Die Einhaltung des Stands der Technik mit Bezug zur Arbeitssicherheit wird in der Schweiz gesetzlich im Unfallversicherungsgesetz (UVG) eingefordert. Der Artikel 82 des UVG definiert die Pflichten des Arbeitgebers: «Der Arbeitgeber ist verpflichtet, zur Verhütung von Berufsunfällen und Berufskrankheiten alle Massnahmen zu treffen, die nach der Erfahrung notwendig, nach dem Stand der Technik anwendbar und den gegebenen Verhältnissen angemessen sind.» Daraus folgt, dass die regelmässige Beurteilung der Einhaltung und allenfalls die Wiederherstellung des Stands der Technik durch den Arbeitgeber sicherzustellen sind.
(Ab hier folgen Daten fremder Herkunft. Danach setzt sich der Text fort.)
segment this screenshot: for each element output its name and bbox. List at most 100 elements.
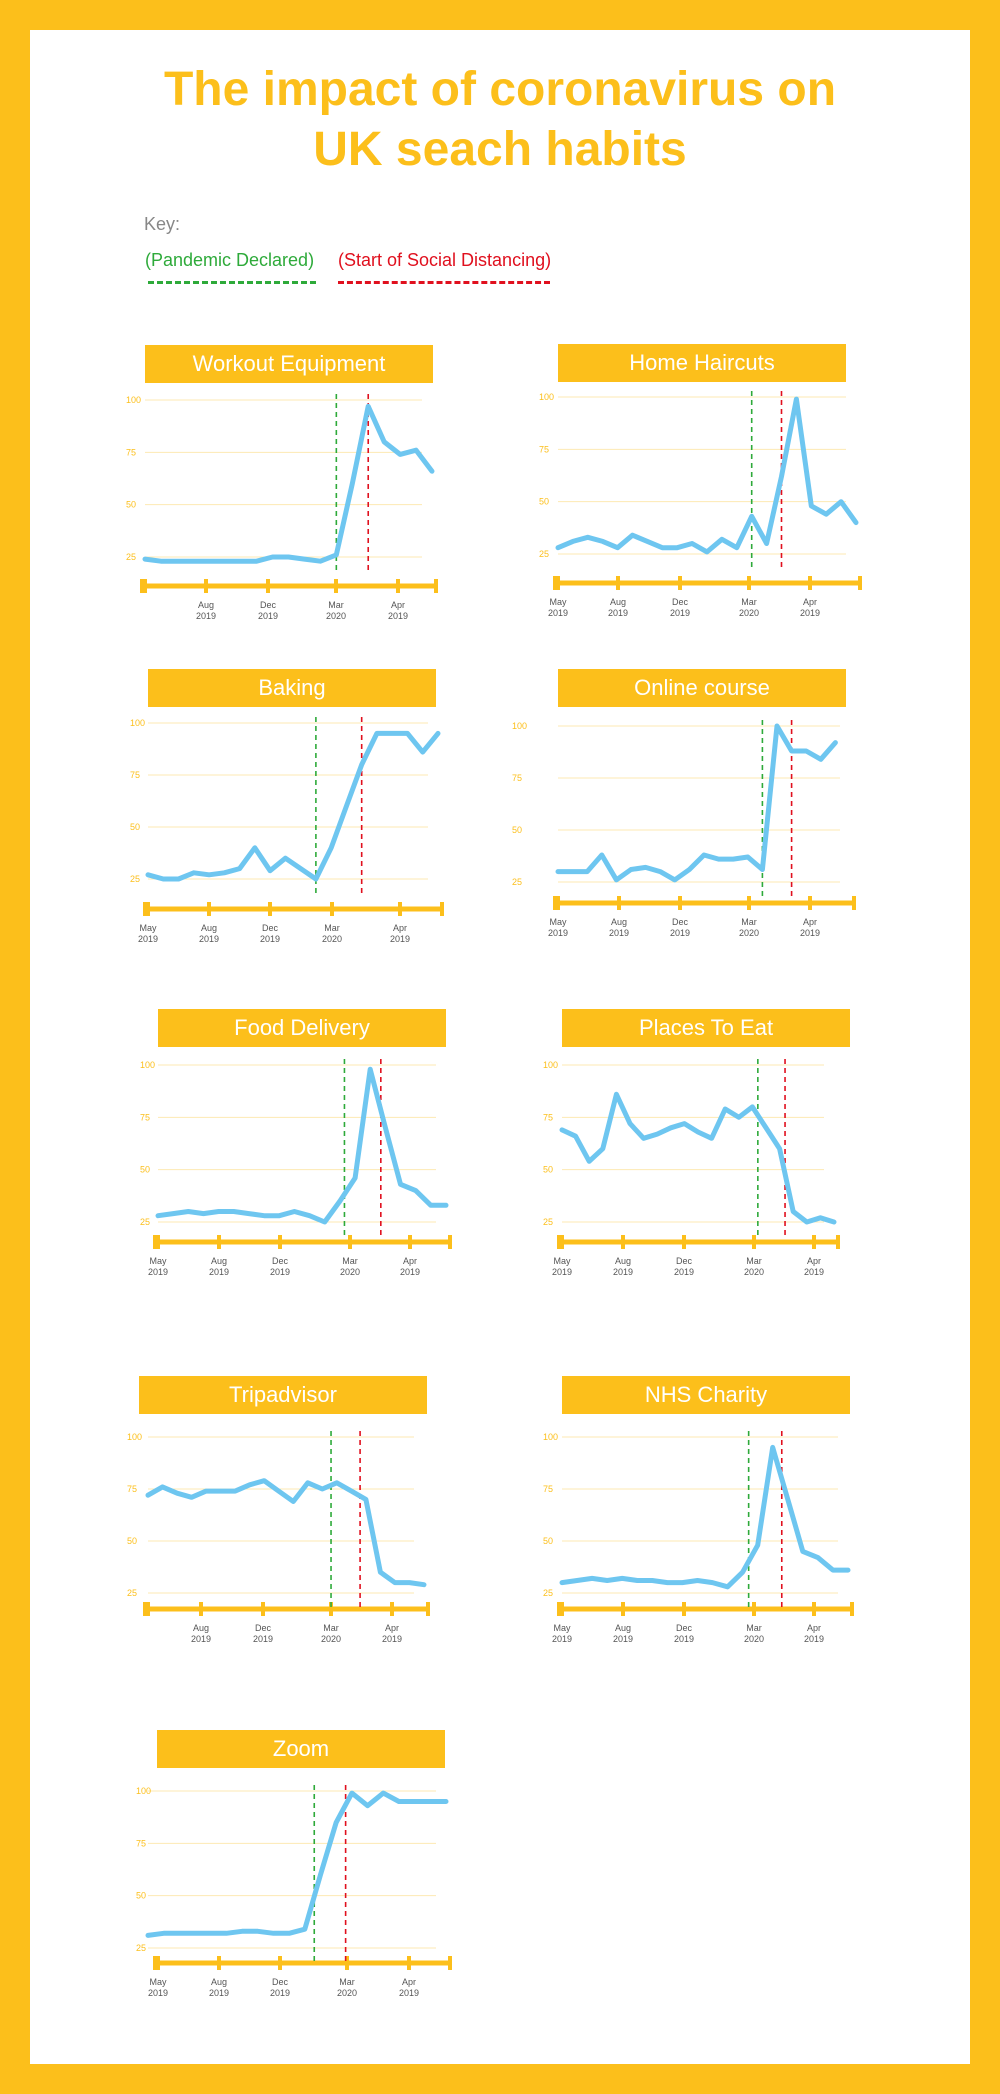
nhs-charity-chart-title: NHS Charity — [562, 1376, 850, 1414]
places-to-eat-x-tick-year: 2019 — [674, 1267, 694, 1277]
tripadvisor-y-tick-label: 100 — [127, 1432, 142, 1442]
key-social-dashed-line — [338, 281, 550, 284]
home-haircuts-x-tick-year: 2019 — [670, 608, 690, 618]
online-course-x-tick-year: 2019 — [609, 928, 629, 938]
online-course-x-tick-label: Mar — [741, 917, 757, 927]
baking-y-tick-label: 25 — [130, 874, 140, 884]
online-course-x-tick-year: 2019 — [800, 928, 820, 938]
baking-x-tick-label: Aug — [201, 923, 217, 933]
online-course-y-tick-label: 75 — [512, 773, 522, 783]
home-haircuts-x-tick-label: Aug — [610, 597, 626, 607]
food-delivery-y-tick-label: 100 — [140, 1060, 155, 1070]
food-delivery-x-tick-year: 2020 — [340, 1267, 360, 1277]
food-delivery-x-tick-year: 2019 — [400, 1267, 420, 1277]
zoom-x-tick-label: Mar — [339, 1977, 355, 1987]
food-delivery-x-tick-label: Dec — [272, 1256, 289, 1266]
online-course-x-tick-label: Aug — [611, 917, 627, 927]
food-delivery-x-tick-label: Mar — [342, 1256, 358, 1266]
baking-y-tick-label: 100 — [130, 718, 145, 728]
food-delivery-x-tick-year: 2019 — [209, 1267, 229, 1277]
tripadvisor-x-tick-year: 2019 — [191, 1634, 211, 1644]
workout-equipment-x-tick-label: Aug — [198, 600, 214, 610]
baking-x-tick-year: 2020 — [322, 934, 342, 944]
online-course-chart-title: Online course — [558, 669, 846, 707]
nhs-charity-series-line — [559, 1444, 851, 1590]
nhs-charity-x-tick-year: 2019 — [804, 1634, 824, 1644]
nhs-charity-x-tick-year: 2019 — [674, 1634, 694, 1644]
workout-equipment-y-tick-label: 50 — [126, 500, 136, 510]
tripadvisor-x-tick-label: Aug — [193, 1623, 209, 1633]
zoom-x-tick-label: Dec — [272, 1977, 289, 1987]
zoom-x-tick-year: 2019 — [399, 1988, 419, 1998]
places-to-eat-y-tick-label: 100 — [543, 1060, 558, 1070]
tripadvisor-y-tick-label: 75 — [127, 1484, 137, 1494]
home-haircuts-x-tick-label: Mar — [741, 597, 757, 607]
places-to-eat-y-tick-label: 75 — [543, 1112, 553, 1122]
tripadvisor-x-tick-year: 2020 — [321, 1634, 341, 1644]
zoom-y-tick-label: 100 — [136, 1786, 151, 1796]
workout-equipment-x-tick-label: Apr — [391, 600, 405, 610]
tripadvisor-y-tick-label: 25 — [127, 1588, 137, 1598]
key-social-label: (Start of Social Distancing) — [338, 250, 552, 270]
workout-equipment-x-tick-label: Mar — [328, 600, 344, 610]
food-delivery-x-tick-label: Aug — [211, 1256, 227, 1266]
workout-equipment-chart-title: Workout Equipment — [145, 345, 433, 383]
places-to-eat-x-tick-label: Mar — [746, 1256, 762, 1266]
online-course-y-tick-label: 25 — [512, 877, 522, 887]
food-delivery-chart-title: Food Delivery — [158, 1009, 446, 1047]
home-haircuts-chart-title: Home Haircuts — [558, 344, 846, 382]
online-course-x-tick-label: May — [549, 917, 567, 927]
online-course-x-tick-label: Dec — [672, 917, 689, 927]
workout-equipment-x-tick-year: 2020 — [326, 611, 346, 621]
page-title: The impact of coronavirus on UK seach ha… — [0, 60, 1000, 180]
places-to-eat-x-tick-label: Apr — [807, 1256, 821, 1266]
places-to-eat-x-tick-label: May — [553, 1256, 571, 1266]
food-delivery-x-tick-year: 2019 — [148, 1267, 168, 1277]
key-pandemic-dashed-line — [148, 281, 316, 284]
zoom-chart-title: Zoom — [157, 1730, 445, 1768]
zoom-x-tick-year: 2019 — [270, 1988, 290, 1998]
places-to-eat-x-tick-year: 2019 — [613, 1267, 633, 1277]
baking-x-tick-label: Mar — [324, 923, 340, 933]
nhs-charity-x-tick-label: Mar — [746, 1623, 762, 1633]
tripadvisor-x-tick-label: Dec — [255, 1623, 272, 1633]
nhs-charity-y-tick-label: 25 — [543, 1588, 553, 1598]
nhs-charity-x-tick-year: 2019 — [552, 1634, 572, 1644]
tripadvisor-series-line — [145, 1478, 427, 1588]
tripadvisor-x-tick-year: 2019 — [382, 1634, 402, 1644]
baking-chart-title: Baking — [148, 669, 436, 707]
zoom-x-tick-label: May — [149, 1977, 167, 1987]
zoom-y-tick-label: 75 — [136, 1838, 146, 1848]
nhs-charity-x-tick-label: Dec — [676, 1623, 693, 1633]
nhs-charity-y-tick-label: 75 — [543, 1484, 553, 1494]
zoom-x-tick-label: Apr — [402, 1977, 416, 1987]
home-haircuts-x-tick-year: 2020 — [739, 608, 759, 618]
places-to-eat-y-tick-label: 25 — [543, 1217, 553, 1227]
nhs-charity-y-tick-label: 100 — [543, 1432, 558, 1442]
zoom-x-tick-year: 2019 — [209, 1988, 229, 1998]
food-delivery-series-line — [155, 1066, 449, 1225]
baking-series-line — [145, 730, 441, 882]
online-course-x-tick-year: 2019 — [548, 928, 568, 938]
online-course-x-tick-year: 2019 — [670, 928, 690, 938]
baking-x-tick-label: Apr — [393, 923, 407, 933]
baking-x-tick-year: 2019 — [260, 934, 280, 944]
places-to-eat-x-tick-year: 2019 — [552, 1267, 572, 1277]
home-haircuts-series-line — [555, 396, 859, 555]
baking-y-tick-label: 50 — [130, 822, 140, 832]
workout-equipment-series-line — [142, 403, 435, 564]
food-delivery-x-tick-year: 2019 — [270, 1267, 290, 1277]
food-delivery-y-tick-label: 25 — [140, 1217, 150, 1227]
workout-equipment-x-tick-year: 2019 — [388, 611, 408, 621]
nhs-charity-x-tick-year: 2020 — [744, 1634, 764, 1644]
home-haircuts-x-tick-label: Dec — [672, 597, 689, 607]
baking-y-tick-label: 75 — [130, 770, 140, 780]
online-course-x-tick-label: Apr — [803, 917, 817, 927]
home-haircuts-x-tick-year: 2019 — [608, 608, 628, 618]
home-haircuts-y-tick-label: 100 — [539, 392, 554, 402]
food-delivery-y-tick-label: 50 — [140, 1165, 150, 1175]
tripadvisor-y-tick-label: 50 — [127, 1536, 137, 1546]
places-to-eat-x-tick-year: 2020 — [744, 1267, 764, 1277]
key-label: Key: — [144, 214, 181, 234]
home-haircuts-x-tick-label: Apr — [803, 597, 817, 607]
In der Praxis scheitert dies oft bereits daran, dass es keine einfachen, klaren bzw. eindeutigen Ja/Nein-Kriterien für die Überprüfung gibt. Um den Stand der Technik zu erfüllen, ist es erforderlich, gerade auch die Anforderungen an diesen zu verstehen.
Was ist «Stand der Technik»?
Der Stand der Technik definiert die für den Anwender sichere und nicht gesundheitsgefährdende Gestaltung eines Betriebsmittels, wie beispielsweise einer in der Industrie eingesetzten Maschine. Die Anforderung bezieht sich dabei auf die ordnungsgemässe Verwendung des Betriebsmittels, unter der Berücksichtigung von Interaktionen und eingesetzten Stoffen. Der Stand der Technik berücksichtigt neben gesetzlichen und normativen Vorgaben die zum aktuellen Zeitpunkt gegebenen technischen Möglichkeiten, auch wenn sie patentrechtlich geschützt sind, wie auch die Verhältnismässigkeit der Massnahmen in Bezug auf die erforderliche Schutzwirkung und die Kosten. Er definiert neben den technischen Massnahmen auch die erforderlichen ergänzenden organisatorischen und personenbezogenen Schutzmassnahmen, um das Restrisiko auf ein akzeptables Mass zu reduzieren, ohne dabei Zugeständnisse an technische Schutzmassnahmen zu machen.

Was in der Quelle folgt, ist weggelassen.